There is a real tension here: Comments out on the anonymous web tend toward the sophomoric; whereas comments inside circles with identity bring out the best in people. Right now, in the absence of the full-blown open Social Web, we see various experiments underway that try to bridge that gap. In the process, it appears that comment threads are being “stolen.” I don’t think anyone is really trying to make a big play based on hijacking the comment thread.

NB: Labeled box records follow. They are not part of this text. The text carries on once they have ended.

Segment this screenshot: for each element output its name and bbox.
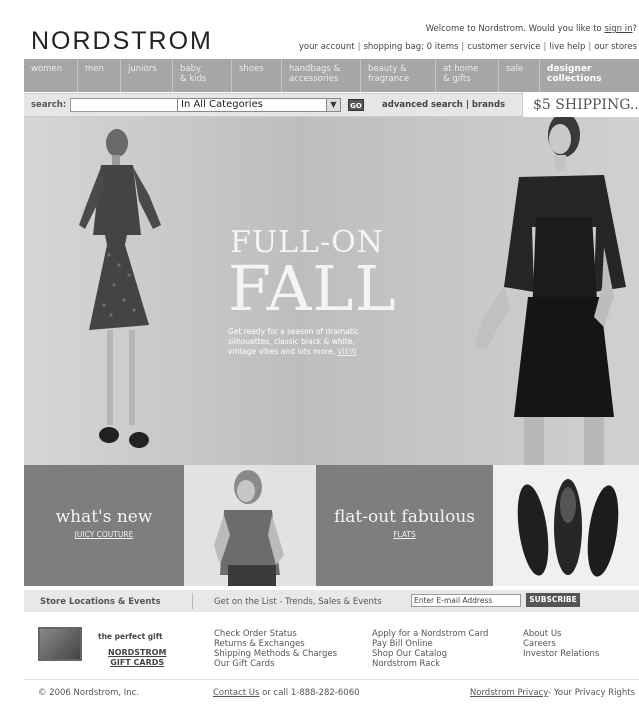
nav-item-designer[interactable]: designer collections: [540, 59, 639, 92]
email-input[interactable]: Enter E-mail Address: [411, 594, 521, 607]
juicy-couture-link[interactable]: JUICY COUTURE: [24, 530, 184, 539]
privacy-rights-text[interactable]: - Your Privacy Rights: [548, 688, 635, 698]
whats-new-tile[interactable]: what's new JUICY COUTURE: [24, 465, 184, 586]
flats-link[interactable]: FLATS: [316, 530, 493, 539]
contact-line: Contact Us or call 1-888-282-6060: [213, 688, 360, 698]
utility-links: your account | shopping bag: 0 items | custo…: [299, 42, 637, 52]
welcome-text: Welcome to Nordstrom. Would you like to: [425, 24, 602, 34]
nav-item-handbags[interactable]: handbags & accessories: [282, 59, 361, 92]
nav-item-sale[interactable]: sale: [499, 59, 540, 92]
live-help-link[interactable]: live help: [549, 42, 585, 52]
subscribe-button[interactable]: SUBSCRIBE: [526, 593, 580, 607]
investor-relations-link[interactable]: Investor Relations: [523, 649, 599, 659]
privacy-line: Nordstrom Privacy- Your Privacy Rights: [470, 688, 635, 698]
separator: |: [588, 42, 592, 52]
nav-item-home-gifts[interactable]: at home & gifts: [436, 59, 499, 92]
careers-link[interactable]: Careers: [523, 639, 599, 649]
flat-out-fabulous-heading: flat-out fabulous: [333, 507, 476, 527]
your-account-link[interactable]: your account: [299, 42, 355, 52]
gift-cards-line2: GIFT CARDS: [110, 658, 165, 667]
store-locations-link[interactable]: Store Locations & Events: [40, 597, 161, 607]
flats-image[interactable]: [493, 465, 639, 586]
shopping-bag-link[interactable]: shopping bag: 0 items: [363, 42, 458, 52]
nav-item-baby-kids[interactable]: baby & kids: [173, 59, 232, 92]
search-label: search:: [31, 100, 67, 110]
links-column-2: Apply for a Nordstrom Card Pay Bill Onli…: [372, 629, 488, 669]
search-bar: search: In All Categories ▼ GO advanced …: [24, 92, 639, 118]
nav-item-women[interactable]: women: [24, 59, 78, 92]
hero-banner[interactable]: FULL-ON FALL Get ready for a season of d…: [24, 117, 639, 465]
copyright: © 2006 Nordstrom, Inc.: [38, 688, 140, 698]
our-stores-link[interactable]: our stores: [594, 42, 637, 52]
pay-bill-link[interactable]: Pay Bill Online: [372, 639, 488, 649]
gift-cards-line1: NORDSTROM: [108, 648, 167, 657]
category-select[interactable]: In All Categories ▼: [177, 98, 341, 112]
about-us-link[interactable]: About Us: [523, 629, 599, 639]
our-gift-cards-link[interactable]: Our Gift Cards: [214, 659, 337, 669]
search-links: advanced search | brands: [382, 100, 505, 110]
links-column-3: About Us Careers Investor Relations: [523, 629, 599, 659]
model-right-image: [474, 117, 626, 465]
model-left-image: [79, 129, 161, 448]
subscribe-bar: Store Locations & Events Get on the List…: [24, 590, 639, 612]
chevron-down-icon[interactable]: ▼: [326, 99, 340, 111]
returns-exchanges-link[interactable]: Returns & Exchanges: [214, 639, 337, 649]
separator: |: [357, 42, 361, 52]
hero-description: Get ready for a season of dramatic silho…: [228, 327, 378, 357]
divider: [192, 593, 193, 609]
shop-catalog-link[interactable]: Shop Our Catalog: [372, 649, 488, 659]
advanced-search-link[interactable]: advanced search: [382, 100, 463, 110]
welcome-message: Welcome to Nordstrom. Would you like to …: [426, 24, 637, 34]
flats-tile[interactable]: flat-out fabulous FLATS: [316, 465, 493, 586]
phone-text: or call 1-888-282-6060: [259, 688, 360, 698]
shipping-methods-link[interactable]: Shipping Methods & Charges: [214, 649, 337, 659]
perfect-gift-text: the perfect gift: [98, 632, 163, 641]
nordstrom-logo[interactable]: NORDSTROM: [31, 27, 213, 56]
sign-in-link[interactable]: sign in: [604, 24, 632, 34]
search-input[interactable]: [70, 98, 194, 112]
hero-title-line2: FALL: [228, 252, 397, 325]
nav-item-men[interactable]: men: [78, 59, 121, 92]
footer-links: the perfect gift NORDSTROM GIFT CARDS Ch…: [24, 612, 639, 704]
shipping-promo[interactable]: $5 SHIPPING...: [522, 92, 639, 118]
customer-service-link[interactable]: customer service: [467, 42, 540, 52]
brands-link[interactable]: brands: [472, 100, 505, 110]
gift-cards-link[interactable]: NORDSTROM GIFT CARDS: [108, 648, 166, 668]
main-nav: women men juniors baby & kids shoes hand…: [24, 59, 639, 92]
separator: |: [461, 42, 465, 52]
links-column-1: Check Order Status Returns & Exchanges S…: [214, 629, 337, 669]
check-order-status-link[interactable]: Check Order Status: [214, 629, 337, 639]
nav-item-juniors[interactable]: juniors: [121, 59, 173, 92]
juicy-couture-image[interactable]: [184, 465, 316, 586]
nav-item-shoes[interactable]: shoes: [232, 59, 282, 92]
contact-us-link[interactable]: Contact Us: [213, 688, 259, 698]
header: NORDSTROM Welcome to Nordstrom. Would yo…: [0, 0, 639, 60]
nordstrom-rack-link[interactable]: Nordstrom Rack: [372, 659, 488, 669]
separator: |: [543, 42, 547, 52]
sign-in-suffix: ?: [632, 24, 637, 34]
go-button[interactable]: GO: [348, 99, 364, 111]
gift-card-graphic: [40, 629, 80, 659]
promo-tiles: what's new JUICY COUTURE flat-out fabulo…: [24, 465, 639, 586]
privacy-link[interactable]: Nordstrom Privacy: [470, 688, 548, 698]
apply-card-link[interactable]: Apply for a Nordstrom Card: [372, 629, 488, 639]
category-select-value: In All Categories: [181, 99, 263, 110]
view-link[interactable]: VIEW: [337, 347, 357, 356]
nav-item-beauty[interactable]: beauty & fragrance: [361, 59, 436, 92]
get-on-list-text: Get on the List - Trends, Sales & Events: [214, 597, 382, 607]
whats-new-heading: what's new: [55, 507, 153, 527]
footer-divider: [24, 679, 639, 680]
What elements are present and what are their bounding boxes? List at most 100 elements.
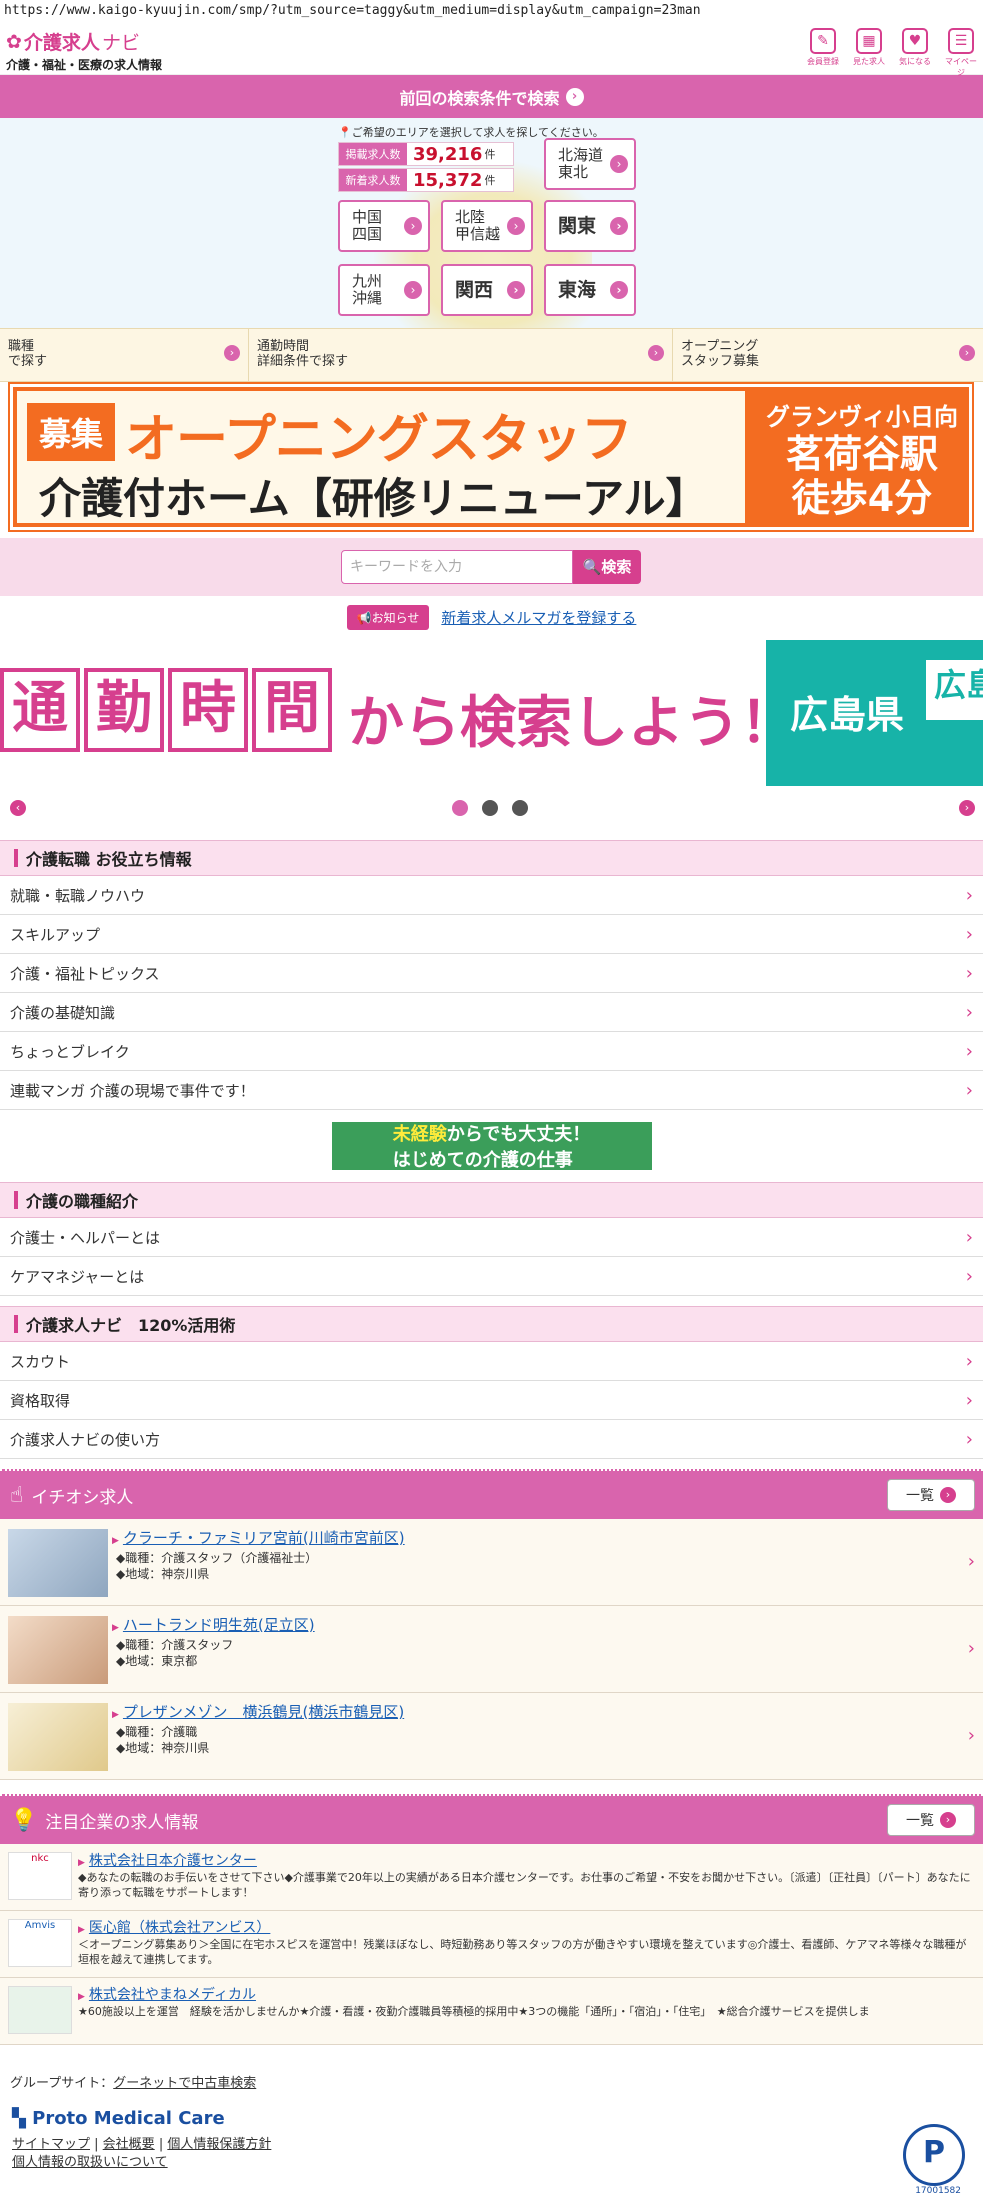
brand-subtitle: 介護・福祉・医療の求人情報	[6, 58, 163, 72]
chevron-right-icon: ›	[404, 281, 422, 299]
more-label: 一覧	[906, 1813, 934, 1829]
slider-controls: ‹ ›	[0, 786, 983, 832]
new-count[interactable]: 新着求人数 15,372 件	[338, 168, 514, 192]
opening-staff[interactable]: オープニング スタッフ募集 ›	[673, 329, 983, 381]
goonet-link[interactable]: グーネットで中古車検索	[113, 2076, 256, 2091]
banner-prefecture: 広島県	[790, 693, 905, 737]
list-item[interactable]: 介護求人ナビの使い方 ›	[0, 1420, 983, 1459]
search-input[interactable]: キーワードを入力	[341, 550, 573, 584]
list-item[interactable]: 連載マンガ 介護の現場で事件です！ ›	[0, 1071, 983, 1110]
book-icon: ☰	[948, 28, 974, 54]
list-item-label: 介護の基礎知識	[10, 1003, 116, 1022]
company-name-link[interactable]: 株式会社日本介護センター	[78, 1850, 257, 1870]
listing-count[interactable]: 掲載求人数 39,216 件	[338, 142, 514, 166]
privacy-mark-number: 17001582	[915, 2186, 961, 2196]
section-bar	[14, 849, 18, 867]
count-unit: 件	[484, 174, 496, 187]
job-title-link[interactable]: ハートランド明生苑(足立区)	[112, 1614, 315, 1635]
company-desc: ★60施設以上を運営 経験を活かしませんか★介護・看護・夜勤介護職員等積極的採用…	[78, 2005, 870, 2018]
region-hokkaido-tohoku[interactable]: 北海道 東北 ›	[544, 138, 636, 190]
slider-dot[interactable]	[482, 800, 498, 816]
region-chugoku-shikoku[interactable]: 中国 四国 ›	[338, 200, 430, 252]
search-button[interactable]: 🔍検索	[573, 550, 641, 584]
count-unit: 件	[484, 148, 496, 161]
address-bar[interactable]: https://www.kaigo-kyuujin.com/smp/?utm_s…	[0, 0, 983, 24]
nav-favorite[interactable]: ♥ 気になる	[897, 28, 933, 78]
brand-text: 介護求人	[23, 32, 100, 54]
nav-register[interactable]: ✎ 会員登録	[805, 28, 841, 78]
count-value: 39,216	[413, 143, 483, 165]
company-card[interactable]: nkc 株式会社日本介護センター ◆あなたの転職のお手伝いをさせて下さい◆介護事…	[0, 1844, 983, 1911]
chevron-right-icon: ›	[610, 281, 628, 299]
chevron-right-icon: ›	[940, 1812, 956, 1828]
sitemap-link[interactable]: サイトマップ	[12, 2137, 90, 2152]
commute-search-banner[interactable]: 通 勤 時 間 から検索しよう！ ▶ 広島県 広島	[0, 640, 983, 786]
banner-station: 茗荷谷駅	[785, 432, 938, 476]
section-title: 介護求人ナビ 120%活用術	[26, 1316, 236, 1335]
slider-prev-button[interactable]: ‹	[10, 800, 26, 816]
job-card[interactable]: プレザンメゾン 横浜鶴見(横浜市鶴見区) ◆職種：介護職 ◆地域：神奈川県 ›	[0, 1693, 983, 1780]
region-tokai[interactable]: 東海 ›	[544, 264, 636, 316]
region-kyushu-okinawa[interactable]: 九州 沖縄 ›	[338, 264, 430, 316]
list-item[interactable]: ケアマネジャーとは ›	[0, 1257, 983, 1296]
prev-search-label: 前回の検索条件で検索	[399, 88, 560, 108]
company-name-link[interactable]: 株式会社やまねメディカル	[78, 1984, 256, 2004]
list-item-label: 介護・福祉トピックス	[10, 964, 160, 983]
search-by-commute[interactable]: 通勤時間 詳細条件で探す ›	[249, 329, 673, 381]
more-label: 一覧	[906, 1488, 934, 1504]
opening-staff-banner[interactable]: 募集 オープニングスタッフ 介護付ホーム【研修リニューアル】 グランヴィ小日向 …	[8, 382, 974, 532]
banner-char: 時	[168, 668, 248, 752]
chevron-right-icon: ›	[965, 923, 973, 945]
section-bar	[14, 1191, 18, 1209]
company-card[interactable]: Amvis 医心館（株式会社アンビス） ＜オープニング募集あり＞全国に在宅ホスピ…	[0, 1911, 983, 1978]
region-label: 関西	[455, 278, 494, 301]
slider-dot[interactable]	[512, 800, 528, 816]
list-item[interactable]: 就職・転職ノウハウ ›	[0, 876, 983, 915]
company-card[interactable]: 株式会社やまねメディカル ★60施設以上を運営 経験を活かしませんか★介護・看護…	[0, 1978, 983, 2045]
region-kansai[interactable]: 関西 ›	[441, 264, 533, 316]
region-kanto[interactable]: 関東 ›	[544, 200, 636, 252]
list-item[interactable]: 介護の基礎知識 ›	[0, 993, 983, 1032]
job-photo	[8, 1703, 108, 1771]
banner-char: 勤	[84, 668, 164, 752]
site-logo[interactable]: ✿ 介護求人 ナビ 介護・福祉・医療の求人情報	[6, 28, 162, 73]
company-name-link[interactable]: 医心館（株式会社アンビス）	[78, 1917, 270, 1937]
chevron-right-icon: ›	[224, 345, 240, 361]
beginner-banner[interactable]: 未経験からでも大丈夫！ はじめての介護の仕事	[331, 1122, 652, 1171]
region-hokuriku[interactable]: 北陸 甲信越 ›	[441, 200, 533, 252]
company-link[interactable]: 会社概要	[103, 2137, 155, 2152]
list-item-label: スカウト	[10, 1352, 71, 1371]
banner-tag: 募集	[27, 403, 115, 461]
banner-title: オープニングスタッフ	[125, 410, 633, 470]
nav-viewed[interactable]: ▦ 見た求人	[851, 28, 887, 78]
nav-mypage[interactable]: ☰ マイページ	[943, 28, 979, 78]
notice-tag-text: お知らせ	[371, 610, 420, 625]
list-item[interactable]: スカウト ›	[0, 1342, 983, 1381]
banner-prefecture-next: 広島	[926, 660, 983, 720]
job-card[interactable]: クラーチ・ファミリア宮前(川崎市宮前区) ◆職種：介護スタッフ（介護福祉士） ◆…	[0, 1519, 983, 1606]
mail-magazine-link[interactable]: 新着求人メルマガを登録する	[441, 607, 636, 628]
job-title-link[interactable]: クラーチ・ファミリア宮前(川崎市宮前区)	[112, 1527, 405, 1548]
section-header: 介護転職 お役立ち情報	[0, 840, 983, 876]
privacy-policy-link[interactable]: 個人情報保護方針	[167, 2137, 271, 2152]
list-item[interactable]: 介護・福祉トピックス ›	[0, 954, 983, 993]
job-card[interactable]: ハートランド明生苑(足立区) ◆職種：介護スタッフ ◆地域：東京都 ›	[0, 1606, 983, 1693]
slider-next-button[interactable]: ›	[959, 800, 975, 816]
slider-dot[interactable]	[452, 800, 468, 816]
list-item[interactable]: スキルアップ ›	[0, 915, 983, 954]
list-item[interactable]: ちょっとブレイク ›	[0, 1032, 983, 1071]
site-header: ✿ 介護求人 ナビ 介護・福祉・医療の求人情報 ✎ 会員登録 ▦ 見た求人 ♥ 気になる …	[0, 24, 983, 78]
region-label: 北海道 東北	[558, 146, 604, 181]
list-item[interactable]: 資格取得 ›	[0, 1381, 983, 1420]
chevron-right-icon: ›	[507, 281, 525, 299]
job-photo	[8, 1616, 108, 1684]
job-title-link[interactable]: プレザンメゾン 横浜鶴見(横浜市鶴見区)	[112, 1701, 404, 1722]
company-more-button[interactable]: 一覧 ›	[887, 1804, 975, 1836]
search-by-job[interactable]: 職種 で探す ›	[0, 329, 249, 381]
nav-label: 気になる	[899, 57, 931, 66]
recommend-more-button[interactable]: 一覧 ›	[887, 1479, 975, 1511]
privacy-handling-link[interactable]: 個人情報の取扱いについて	[12, 2155, 168, 2170]
list-item[interactable]: 介護士・ヘルパーとは ›	[0, 1218, 983, 1257]
prev-search-button[interactable]: 前回の検索条件で検索 ›	[0, 75, 983, 118]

There’s a bunch of interesting problems to be worked on here, and I expect rapid progress.

Here’s the posts from the debate so far: Louis Gray, Matthew Ingram, and not to be missed, Deep Jive Interests.

Update: Robert Scoble has jumped into this “bitchmeme” saying the “Era of blogger’s control is over.” I agree that bloggers should embrace the organic spread of their influence through the conversation fragments across the web, but also think we tool providers can apply some smarts to the problem to stitch some of this stuff back together.